My research team at Lumu Technologies has continued to detect contacts from Qbot after the botnet was supposedly taken down.
Getting rid of Qbot is just the first step
Each of those 700,000 devices still represents a device where credentials were potentially stolen and are now for sale on the dark web. Qbot can also act as a backdoor to install other malware or persistence tools, so each of those devices needs to be checked for compromise.
Threat actors will adapt
Qbot is essentially a legacy botnet, adapted from its original purpose as a banking trojan, that has proven to be a thorn in our side for too long. It’s important to remember that Qbot is just one element in the cyber crime supply chain. It’s great to see that cryptocurrencies have been confiscated but as far as we know no arrests have been made. The threat actors are still at large and other malware is likely to take up Qbot’s position as an initial access vector and precursor to ransomware.

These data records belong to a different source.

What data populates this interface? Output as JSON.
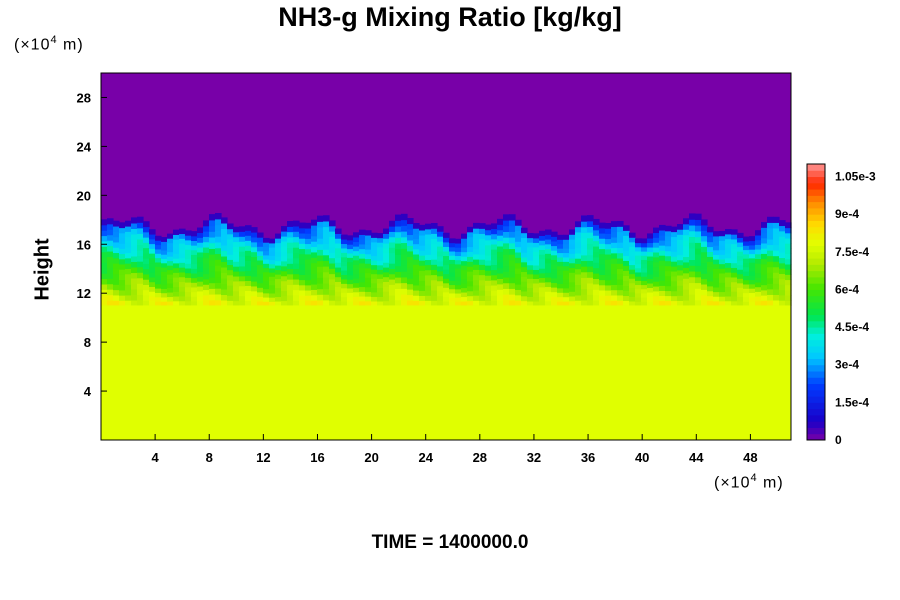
{
  "chart_data": {
    "type": "heatmap",
    "title": "NH3-g Mixing Ratio [kg/kg]",
    "ylabel": "Height",
    "y_unit": {
      "prefix": "(×10",
      "exp": "4",
      "suffix": " m)"
    },
    "x_unit": {
      "prefix": "(×10",
      "exp": "4",
      "suffix": " m)"
    },
    "xlim": [
      0,
      51
    ],
    "ylim": [
      0,
      30
    ],
    "x_ticks": [
      "4",
      "8",
      "12",
      "16",
      "20",
      "24",
      "28",
      "32",
      "36",
      "40",
      "44",
      "48"
    ],
    "y_ticks": [
      "4",
      "8",
      "12",
      "16",
      "20",
      "24",
      "28"
    ],
    "x_tick_values": [
      4,
      8,
      12,
      16,
      20,
      24,
      28,
      32,
      36,
      40,
      44,
      48
    ],
    "y_tick_values": [
      4,
      8,
      12,
      16,
      20,
      24,
      28
    ],
    "colorbar": {
      "range": [
        0,
        0.0011
      ],
      "labels": [
        "0",
        "1.5e-4",
        "3e-4",
        "4.5e-4",
        "6e-4",
        "7.5e-4",
        "9e-4",
        "1.05e-3"
      ],
      "label_values": [
        0,
        0.00015,
        0.0003,
        0.00045,
        0.0006,
        0.00075,
        0.0009,
        0.00105
      ]
    },
    "field_description": {
      "lower_layer": {
        "y_top": 11,
        "value": 0.00078
      },
      "mixed_layer": {
        "y_bottom": 11,
        "y_top": 17.5,
        "value_range": [
          0.00015,
          0.00095
        ]
      },
      "upper_layer": {
        "y_bottom": 17.5,
        "value": 0.0
      }
    },
    "footer": "TIME = 1400000.0"
  }
}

Botnets like Qbot and Emotet have proven to be resilient before following similar (but smaller) takedown operations and it remains to be seen if this was the killing blow to Qbot. The government’s operation shows the power of collective action in cyber security, reinforcing that we are stronger together. We need to continue to remain vigilant. We might have won this battle, but the war still rages on.
Ricardo Villadiego is founder and CEO of Lumu Technologies, a threat hunting and network detection and response (NDR) specialist.